Archive for January, 2011|Monthly archive page

Two years of blogging

I missed my blogiversary. It was Jan. 14. I didn’t realize I had missed it until last Wednesday, which was Jan. 26. I was driving to support group, wondering what I might talk about, and realized that here it was, January, and that this is the month during which I started the blog two years ago. I have gone over before the reasons I started the blog. Mostly, I was a mess at that time. Really stressed out, consumed with Mom’s care and especially her financial situation, feeling very alone and upset a lot of the time. And I thought maybe, just maybe, others in similar circumstances could benefit from a no-nonsense report about the disease. Blogging has definitely been a therapeutic activity. Not just the act of writing about Mom and my emotions about her, but because it has really helped me redirect my thinking about this part of Mom’s life and my life.

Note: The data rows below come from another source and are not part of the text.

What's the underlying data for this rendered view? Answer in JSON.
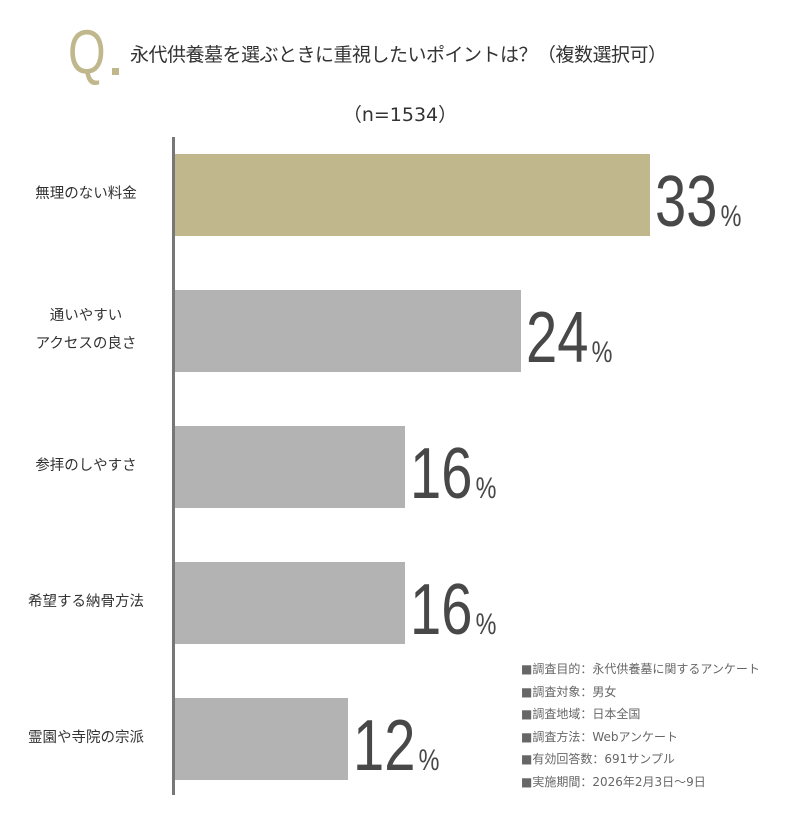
{
  "header": {
    "q_mark": "Q",
    "title": "永代供養墓を選ぶときに重視したいポイントは？（複数選択可）",
    "sample": "（n=1534）"
  },
  "chart_data": {
    "type": "bar",
    "orientation": "horizontal",
    "title": "永代供養墓を選ぶときに重視したいポイントは？（複数選択可）",
    "subtitle": "（n=1534）",
    "categories": [
      "無理のない料金",
      "通いやすい\nアクセスの良さ",
      "参拝のしやすさ",
      "希望する納骨方法",
      "霊園や寺院の宗派"
    ],
    "values": [
      33,
      24,
      16,
      16,
      12
    ],
    "unit": "%",
    "colors": [
      "#c0b88c",
      "#b3b3b3",
      "#b3b3b3",
      "#b3b3b3",
      "#b3b3b3"
    ],
    "grid": false,
    "legend": "none"
  },
  "notes": [
    "■調査目的：永代供養墓に関するアンケート",
    "■調査対象：男女",
    "■調査地域：日本全国",
    "■調査方法：Webアンケート",
    "■有効回答数：691サンプル",
    "■実施期間：2026年2月3日〜9日"
  ]
}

I felt so sorry for myself in the many months leading up to and after Mom’s Alzheimer’s diagnosis. I was concerned for Mom, but I could see plainly that I was going to be stuck looking after her. That is how I thought about it. But over time, and especially while reflecting about Mom in this blog, I have come to actually value this experience, or at least to stop hating it and thinking about myself so much of the time. I have learned a lot about what might be going on in the Alzheimer’s mind, and have had the chance to consider the hell that Mom must have been going through in the early months and years of her illness. How frightening it must have been, and how deftly she really handled it, all things considered. So much sucks about it all, no doubt about it. But I try not to dwell so much on that, and instead try to be a cheerful and comforting presence in Mom’s life. And at this point, that is what she is in my life.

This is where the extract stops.